Predict deferment on synthetic oil-well data.
#og.xlsx is the original data file containing the synthetic oil-well data.
#og.py is the script that cleans the original excel file (og.xlsx).
During the data preprocessing phase we:
- Performed exploratory data analysis.
- Searched for Na's or missing data.
- Renamed columns to have no spaces to make querying easier.
- Dropped the 3 unnecessary / insignificant columns (Name ,Type, Casing B Pressure (no data))
- Sliced the dataframe from where the 'Volume' production began (ogclean.iloc[54425:,]) so data starts from when production started. (change this once we finally pick it*******)
- Replaced all negative values for 'FlowlinePressure' to 0 (this meant the sensors were either off or it was 0).
- Converted all the data to float format for statistical analysis.

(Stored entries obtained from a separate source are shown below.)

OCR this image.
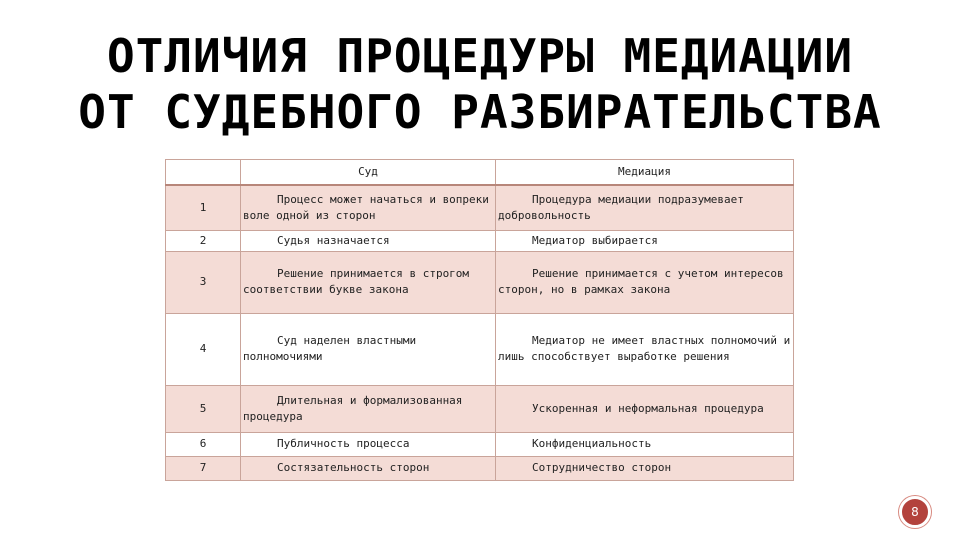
ОТЛИЧИЯ ПРОЦЕДУРЫ МЕДИАЦИИ
ОТ СУДЕБНОГО РАЗБИРАТЕЛЬСТВА
	Суд	Медиация
1	Процесс может начаться и вопреки воле одной из сторон	Процедура медиации подразумевает добровольность

2	Судья назначается	Медиатор выбирается

3	Решение принимается в строгом соответствии букве закона	Решение принимается с учетом интересов сторон, но в рамках закона

4	Суд наделен властными полномочиями	Медиатор не имеет властных полномочий и лишь способствует выработке решения

5	Длительная и формализованная процедура	Ускоренная и неформальная процедура

6	Публичность процесса	Конфиденциальность

7	Состязательность сторон	Сотрудничество сторон
8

- Performed statistical analysis to better understand our data.
- Plotted the data to visualize the data over time.
- Checked the correlation between our variables.
- Saved our cleaned dataframe to the excel file 'ogclean.xlsx'.
- Categorized our data as either a HUM,DEF,or NORM.
- Recategorized our data to DEF or NOT DEF to be our Y response for our Nueral.
- Implemented a time lag for our DEF or NOT DEF predictor because our Nueral needs to predict 1 day in advance.